A ray of hope in the Confederacy of Dunces

     In this June 18, 2015, file photo, South Carolina Gov. Nikki Haley addresses a full church during a prayer vigil held at Morris Brown AME Church for the victims of the shooting at Emanuel AME Church in Charleston, S.C. Haley said the shooter who gunned down nine people inside a historic black church in Charleston should be put to death. (Grace Beahm/The Post And Courier via AP, Pool, File)

    In this June 18, 2015, file photo, South Carolina Gov. Nikki Haley addresses a full church during a prayer vigil held at Morris Brown AME Church for the victims of the shooting at Emanuel AME Church in Charleston, S.C. Haley said the shooter who gunned down nine people inside a historic black church in Charleston should be put to death. (Grace Beahm/The Post And Courier via AP, Pool, File)

    In the annals of political flip flops – or “evolutions,” if you prefer – none have arguably rivaled the breathtaking triple back flip with half turn executed late yesterday by the governor of South Carolina.

    After years of defending the presence of the Confederate flag on the Capitol grounds, Nikki Haley suddenly declared, “It’s time to move the flag from the Capitol grounds. One hundred and fifty years after the Civil War, the time has come.” And her fellow Republicans in attendance nodded in sage unison – including GOP presidential candidate Lindsey Graham, who, only four days ago, had insisted that the flag of racist hatred was fine where it was because it’s “part of who we are.”

    And sure enough, the cowardly cadre of Republican presidential candidates – none of whom had mustered the moral moxie to demand that South Carolina remove the flag – suddenly found their voices.

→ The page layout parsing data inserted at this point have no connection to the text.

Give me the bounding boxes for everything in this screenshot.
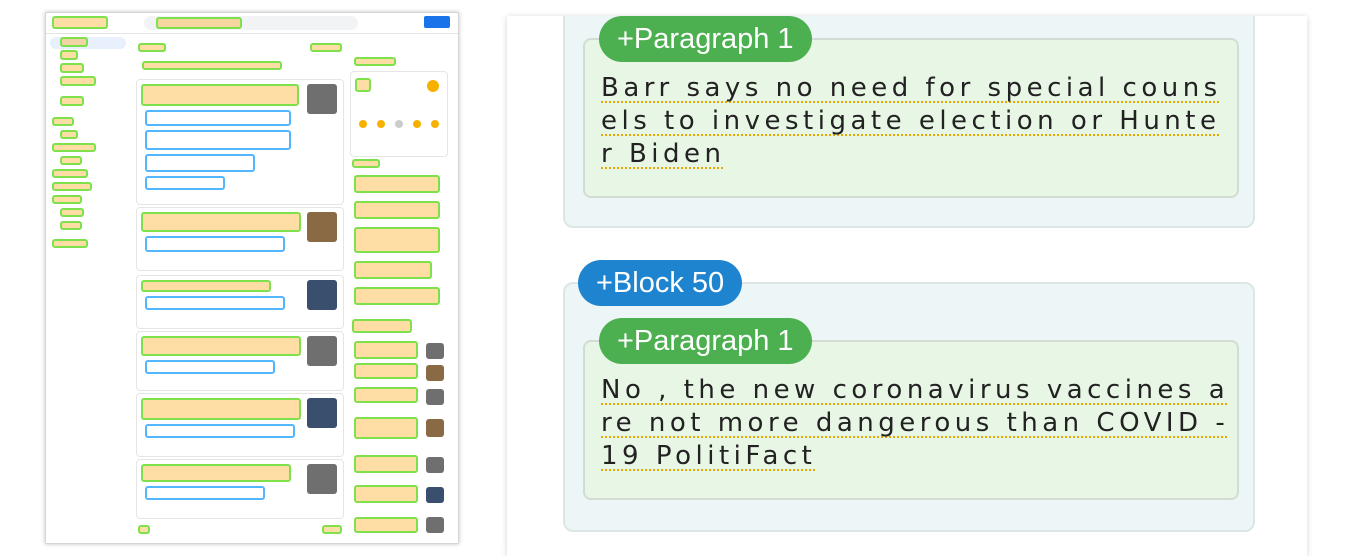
thumb-footer-hl-2 xyxy=(322,525,342,534)
thumb-card-6-title xyxy=(141,464,291,482)
thumb-card-1-sub-2 xyxy=(145,130,291,150)
thumb-side-6 xyxy=(354,485,418,503)
thumb-nav-hl-8 xyxy=(52,143,96,152)
paragraph-container: No , the new coronavirus vaccines are no… xyxy=(583,340,1239,500)
thumb-weather-card xyxy=(350,71,448,157)
thumb-card-5 xyxy=(136,393,344,457)
article-image-icon xyxy=(307,84,337,114)
sun-icon xyxy=(359,120,367,128)
thumb-card-5-sub xyxy=(145,424,295,438)
thumb-card-3-title xyxy=(141,280,271,292)
thumb-nav-hl-5 xyxy=(60,96,84,106)
thumbnail-top-bar xyxy=(46,13,458,34)
block-container: No , the new coronavirus vaccines are no… xyxy=(563,282,1255,532)
thumb-nav-hl-6 xyxy=(52,117,74,126)
thumb-factcheck-4 xyxy=(354,261,432,279)
thumb-nav-hl-11 xyxy=(52,182,92,191)
article-image-icon xyxy=(307,398,337,428)
sun-icon xyxy=(413,120,421,128)
thumb-side-4 xyxy=(354,417,418,439)
article-image-icon xyxy=(426,487,444,503)
article-image-icon xyxy=(426,365,444,381)
thumb-factcheck-2 xyxy=(354,201,440,219)
thumb-card-3 xyxy=(136,275,344,329)
thumb-nav-hl-12 xyxy=(52,195,82,204)
article-image-icon xyxy=(307,212,337,242)
thumb-card-6 xyxy=(136,459,344,519)
thumb-notice-hl xyxy=(142,61,282,70)
thumb-nav-hl-3 xyxy=(60,63,84,73)
thumb-weather-hl xyxy=(354,57,396,66)
thumb-card-1-sub-4 xyxy=(145,176,225,190)
article-image-icon xyxy=(426,419,444,437)
thumb-factcheck-1 xyxy=(354,175,440,193)
thumb-factcheck-3 xyxy=(354,227,440,253)
thumb-card-5-title xyxy=(141,398,301,420)
annotation-panel: Barr says no need for special counsels t… xyxy=(507,16,1307,556)
thumb-side-2 xyxy=(354,363,418,379)
thumb-card-4-title xyxy=(141,336,301,356)
thumb-side-5 xyxy=(354,455,418,473)
paragraph-tag[interactable]: +Paragraph 1 xyxy=(599,318,812,364)
thumb-side-1 xyxy=(354,341,418,359)
sun-icon xyxy=(377,120,385,128)
thumb-nav-hl-1 xyxy=(60,37,88,47)
thumb-nav-hl-14 xyxy=(60,221,82,230)
block-container: Barr says no need for special counsels t… xyxy=(563,16,1255,228)
sun-icon xyxy=(427,80,439,92)
paragraph-tag[interactable]: +Paragraph 1 xyxy=(599,16,812,62)
paragraph-text: Barr says no need for special counsels t… xyxy=(601,73,1222,169)
thumb-card-1 xyxy=(136,79,344,205)
thumb-nav-hl-9 xyxy=(60,156,82,165)
article-image-icon xyxy=(426,343,444,359)
thumb-more-hl xyxy=(310,43,342,52)
news-page-thumbnail xyxy=(45,12,459,544)
thumb-search-highlight xyxy=(156,17,242,29)
thumb-card-6-sub xyxy=(145,486,265,500)
article-image-icon xyxy=(426,457,444,473)
thumb-card-1-title xyxy=(141,84,299,106)
thumb-factcheck-hl xyxy=(352,159,380,168)
thumb-card-2 xyxy=(136,207,344,271)
thumb-card-3-sub xyxy=(145,296,285,310)
article-image-icon xyxy=(307,280,337,310)
thumb-card-2-sub xyxy=(145,236,285,252)
thumb-headlines-hl xyxy=(138,43,166,52)
block-tag[interactable]: +Block 50 xyxy=(578,260,743,306)
thumb-card-4 xyxy=(136,331,344,391)
thumb-footer-hl-1 xyxy=(138,525,150,534)
thumb-nav-hl-10 xyxy=(52,169,88,178)
article-image-icon xyxy=(307,336,337,366)
paragraph-text: No , the new coronavirus vaccines are no… xyxy=(601,375,1230,471)
thumb-nav-hl-13 xyxy=(60,208,84,217)
cloud-icon xyxy=(395,120,403,128)
thumb-logo-highlight xyxy=(52,16,108,29)
thumb-card-1-sub-3 xyxy=(145,154,255,172)
thumb-card-2-title xyxy=(141,212,301,232)
article-image-icon xyxy=(426,389,444,405)
thumb-side-7 xyxy=(354,517,418,533)
thumb-foryou-hl xyxy=(352,319,412,333)
thumb-signin-button xyxy=(424,16,450,28)
thumb-nav-hl-2 xyxy=(60,50,78,60)
article-image-icon xyxy=(426,517,444,533)
thumb-card-4-sub xyxy=(145,360,275,374)
thumb-card-1-sub-1 xyxy=(145,110,291,126)
thumb-side-3 xyxy=(354,387,418,403)
thumb-weather-temp xyxy=(355,78,371,92)
thumb-nav-hl-15 xyxy=(52,239,88,248)
sun-icon xyxy=(431,120,439,128)
thumb-nav-hl-7 xyxy=(60,130,78,139)
thumb-factcheck-5 xyxy=(354,287,440,305)
thumb-nav-hl-4 xyxy=(60,76,96,86)
article-image-icon xyxy=(307,464,337,494)
paragraph-container: Barr says no need for special counsels t… xyxy=(583,38,1239,198)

For instance, Scott Walker: “I support her decision.” For instance, Marco Rubio: “I appreciate and respect her statement.” In translation: “Phew, we’re off the hook! Yeah, what Nikki said!”

    (By the way, check out conservative commentator Jennifer Rubin’s scathing criticism of the GOP’s cowardly cadre. It’s a kick: “That any member of the party of Lincoln could not condemn veneration of the flag for which the martyred president and hundreds of thousands of Americans gave their lives to defeat is, frankly, stunning. Many who seek to lead the party and country in a divisive time showed they are just not up to the task.”)

    But about Nikki Haley’s U-turn: It’s pathetic that nine innocent people had to die, at the hands of a Confederate flag-loving racist, before South Carolina’s leaders roused themselves to do what should’ve been done decades ago. Haley basically admitted this yesterday: “The events of the past week call upon all of us to look at this in a different way.” Wow, talk about a Confederacy of Dunces. (If you don’t get that southern reference, here you go.)

    But hey, better late than never, right? And, in all likelihood, her predominantly white Republican legislature will duly vote later this year to stick the thing in some museum where it belongs.

    It would be wrong to suggest, however, that Haley reversed herself on the flag merely because “the events of the past week” had prompted her. Lest we forget, politicians generally act in the public interest only when it dovetails with their self-interest. And her pirouette on the flag is a classic example.

    She’s term-limited – her gubernatorial tenure ends in 2018 – and she wants to have a political future. As an Indian-American, she’s well aware that the GOP needs to transcend its white base. What better way to start building a cross-racial national brand than to remove the Confederate flag? Some southerners will be ticked off, but in the end most people won’t care (in a recent Winthrop University poll, only 30.5 percent of South Carolinians said they had positive feelings about the flag). So the smart political move is to jump in front of the parade.

    She also realized that the flag’s prominence was bad for business. South Carolina, once a backwater for textile mills, has been trying to diversify its economy for years – BMW arrived in the ’90s, Boeing arrived in ’09 – and business leaders have been privately contending that the state would do better if the flag came down. Glenn McCall, a Republican national committeeman who stood with Haley yesterday, said: “We were missing out on some great opportunities to showcase our state. We’ve lost some NCAA tournaments, some big companies looking to relocate because of that flag.” So, for Haley, the smart political move is to lead the state into the future.

    And by moving on the flag yesterday, she earned  IOUs from the ’16 Republican candidates. They owe her now, because she gave them political cover. They were able to hide behind her skirt, and for that they will be grateful. She just enhanced her future prospects for a prominent DC job in a Republican administration, or perhaps for a veep slot.

    This is how the game is played, which is fine. In politics, the right thing is typically done for a host of self-interested reasons. But let’s also keep this episode in perspective. The Confederate flag is low-hanging fruit that is relatively easy to pluck. Our systemic injustices, and our gun epidemic, will not be erased by consigning cloth to a museum display case. On those fronts, all politicians, in both parties, will have to work a lot harder.